Friday, August 21, 2020

The party no one wants to be invited to

 I don't even know where to start!  It's been so long!  I'm not even sure what made me want to write tonight, but I feel like I need to.  

Last year, in January I had a scare.  I was told that I had a lot of spots in my lungs.  Long story short, after a lung biopsy, it turns out I have a lung condition called pulmonary sarcoidosis.  It could be a big deal, but for now mine isn't a big deal.  I just have to watch for symptoms and deal with them as they come, if they ever do.

On a much deeper note, since then I've made some life changes.  One of the factors that can make that condition worse is stress.  So in June I quite my job, which I really did love, but I had more responsibilities than I wanted.  I took some time to be with my kids and now I'm working part time for someone I've always looked up to and admired.  I 100% believe I'm where I'm supposed to be at this point in time and I'm thankful for the opportunity to be available for my kids while maintaining a meaningful job.  

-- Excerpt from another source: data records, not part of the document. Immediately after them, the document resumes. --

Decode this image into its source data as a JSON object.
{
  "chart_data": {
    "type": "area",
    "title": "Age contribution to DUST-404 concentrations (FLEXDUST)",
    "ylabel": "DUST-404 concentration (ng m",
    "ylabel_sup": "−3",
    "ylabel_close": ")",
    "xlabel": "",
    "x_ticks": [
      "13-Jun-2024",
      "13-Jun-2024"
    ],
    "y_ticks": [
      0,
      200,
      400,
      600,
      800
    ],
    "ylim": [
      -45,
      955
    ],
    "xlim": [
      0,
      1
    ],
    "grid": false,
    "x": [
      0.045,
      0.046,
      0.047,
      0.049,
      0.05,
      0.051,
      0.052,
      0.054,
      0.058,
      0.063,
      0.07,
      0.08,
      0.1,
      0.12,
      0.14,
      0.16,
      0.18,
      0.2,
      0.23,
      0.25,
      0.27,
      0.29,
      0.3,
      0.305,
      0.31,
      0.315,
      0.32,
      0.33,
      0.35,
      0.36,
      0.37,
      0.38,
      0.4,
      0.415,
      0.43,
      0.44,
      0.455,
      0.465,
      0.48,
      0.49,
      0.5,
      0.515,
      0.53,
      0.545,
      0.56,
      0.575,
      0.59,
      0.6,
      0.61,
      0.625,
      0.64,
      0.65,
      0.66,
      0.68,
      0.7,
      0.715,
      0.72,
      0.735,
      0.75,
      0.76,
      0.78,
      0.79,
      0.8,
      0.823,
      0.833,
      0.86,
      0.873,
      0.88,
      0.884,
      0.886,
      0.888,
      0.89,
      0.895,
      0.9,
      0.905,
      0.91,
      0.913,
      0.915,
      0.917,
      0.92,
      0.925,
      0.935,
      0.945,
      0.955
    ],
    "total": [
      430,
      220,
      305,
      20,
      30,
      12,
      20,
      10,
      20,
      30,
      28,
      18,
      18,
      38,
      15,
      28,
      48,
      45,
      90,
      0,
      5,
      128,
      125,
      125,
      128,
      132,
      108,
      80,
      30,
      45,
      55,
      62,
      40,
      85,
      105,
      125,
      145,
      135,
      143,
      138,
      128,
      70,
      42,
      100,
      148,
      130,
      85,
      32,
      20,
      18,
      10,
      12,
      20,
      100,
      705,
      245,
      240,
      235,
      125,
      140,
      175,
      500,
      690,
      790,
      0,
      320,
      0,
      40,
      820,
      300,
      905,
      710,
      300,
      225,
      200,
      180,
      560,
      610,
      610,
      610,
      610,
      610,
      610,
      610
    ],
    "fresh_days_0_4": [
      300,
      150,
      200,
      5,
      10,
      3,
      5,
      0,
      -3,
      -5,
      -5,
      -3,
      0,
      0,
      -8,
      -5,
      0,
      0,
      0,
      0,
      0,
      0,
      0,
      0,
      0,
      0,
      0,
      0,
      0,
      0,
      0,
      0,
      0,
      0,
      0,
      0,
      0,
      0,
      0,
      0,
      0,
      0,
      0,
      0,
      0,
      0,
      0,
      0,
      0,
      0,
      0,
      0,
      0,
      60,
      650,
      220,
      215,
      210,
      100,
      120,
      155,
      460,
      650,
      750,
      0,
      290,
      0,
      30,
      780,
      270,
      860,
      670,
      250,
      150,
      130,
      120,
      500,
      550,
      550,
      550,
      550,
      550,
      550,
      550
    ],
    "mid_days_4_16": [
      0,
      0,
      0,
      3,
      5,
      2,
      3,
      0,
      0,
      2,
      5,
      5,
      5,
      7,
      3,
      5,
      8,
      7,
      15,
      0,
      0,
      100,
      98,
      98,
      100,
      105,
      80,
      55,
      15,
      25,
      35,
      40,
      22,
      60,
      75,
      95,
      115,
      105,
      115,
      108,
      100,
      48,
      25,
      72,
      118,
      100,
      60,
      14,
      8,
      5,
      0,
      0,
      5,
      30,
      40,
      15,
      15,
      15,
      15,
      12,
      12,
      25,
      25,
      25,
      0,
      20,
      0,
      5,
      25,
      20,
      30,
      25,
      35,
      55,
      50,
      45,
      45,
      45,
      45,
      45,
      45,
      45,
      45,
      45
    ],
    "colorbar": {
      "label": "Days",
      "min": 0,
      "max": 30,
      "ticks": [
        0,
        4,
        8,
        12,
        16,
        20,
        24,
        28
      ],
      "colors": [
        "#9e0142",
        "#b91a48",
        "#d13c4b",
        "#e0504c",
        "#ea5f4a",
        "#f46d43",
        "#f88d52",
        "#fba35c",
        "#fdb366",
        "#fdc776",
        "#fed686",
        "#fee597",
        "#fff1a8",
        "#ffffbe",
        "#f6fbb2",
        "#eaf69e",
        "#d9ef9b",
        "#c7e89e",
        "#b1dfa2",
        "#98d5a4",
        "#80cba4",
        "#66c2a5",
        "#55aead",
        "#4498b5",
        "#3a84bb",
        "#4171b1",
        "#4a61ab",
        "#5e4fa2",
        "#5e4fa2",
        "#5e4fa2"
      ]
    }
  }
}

The good news is that I'm doing great!  Physically I have no signs of any cancer and at this point I feel like I'm beating the odds.  

But.....

I'm having a moment.  I feel like it's in me and the doctors just don't know it yet.  Everything that ever causes me pain makes me think it's there.  Like my right arm hurts.  So naturally...I think it's in my bones.  I have an itchy spot on my ankle, so of course I think my immune system is stressed because it's somewhere in my body and it's causing a reaction.  I can't remember shit, so I think it's in my brain.  One would hope that after all these years I would be past this.  But I'm not.  And I wonder if I hadn't had that scare in January of 2019, if I'd be this way.  I mean, after all....the last encounter I'd had with cancer was in 2011.  So surely I've done my time right???

But...

I kind of think it's time to see a therapist because I'm so emotional about other people's journeys.  I've recently joined this group for people with cancer or who have already gone through it.  When I look around I'm so touched by everyone's individual journey.  I'm obsessed with the details of their stories.  When "newbies" are telling their story, I'm reminded of that feeling.  When information is coming at you so fast and you can't really make sense of it all but "they" say you need to be somewhere at a certain time so you just show up.  And then it goes from one appointment to the next and you just plow through it while you plaster a smile on your face so everyone else feels more comfortable.  

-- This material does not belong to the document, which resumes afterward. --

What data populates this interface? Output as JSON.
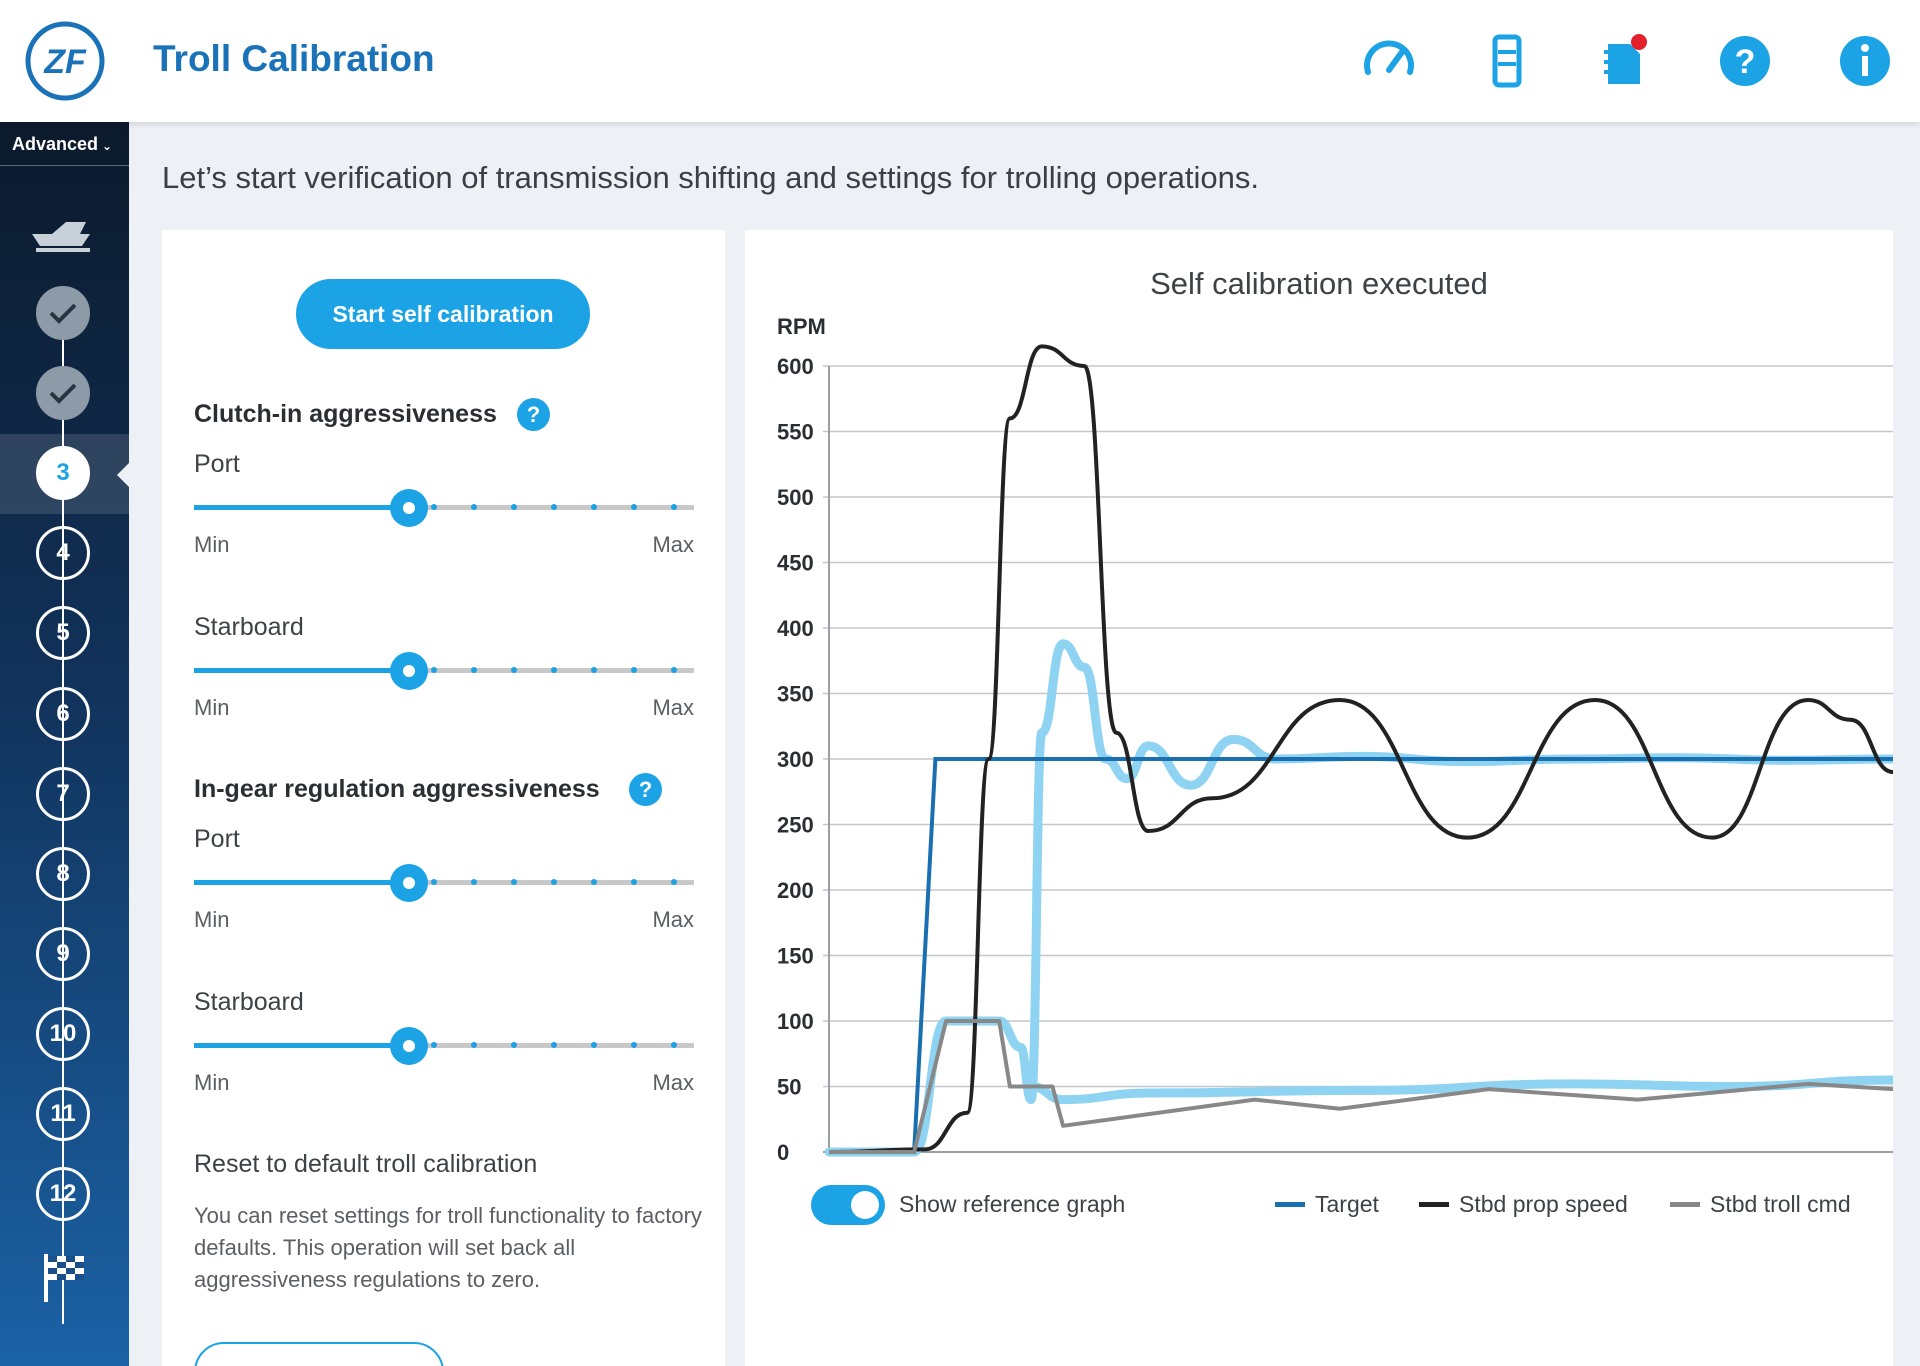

And then I'm reminded of my second run in with cancer when not only was I dealing with the scariest time of my life, but my mom was going through her own journey, and my marriage was being put to the test.  I was so lost and scared and I wasn't sure if there was an out, or even if I wanted to make it to the other side.

But I rallied.  

I was told how brave I was.  That I was an inspiration.  That I was a hero.  

But I was just a girl, with kids and a family, doing what I had to do.

So here comes the deep part....

I see these women in my group and I see what an honor it is to be called those things.  I see the newest members of the party no one wants to be invited to and I'm in awe.  I see the ones that have been through it and I'm so shocked by their recollections of their journey with their STILL raw emotions and they are rollin' on.  I see the hope and I see the fear.  Shit...I still have hope and I damn sure still have fear!

I just really feel for these ladies that are having "moments".  There are good "moments" and there are scary "moments".  Sometimes you can even have happy "moments" while you're having scary "moments".  My family doesn't necessarily understand those moments.  I really think there's a select few that do. And unfortunately those select few understand because they've been invited to the same party.  

I hate it.

But I love love LOVE my party girls that ride this roller coaster with me!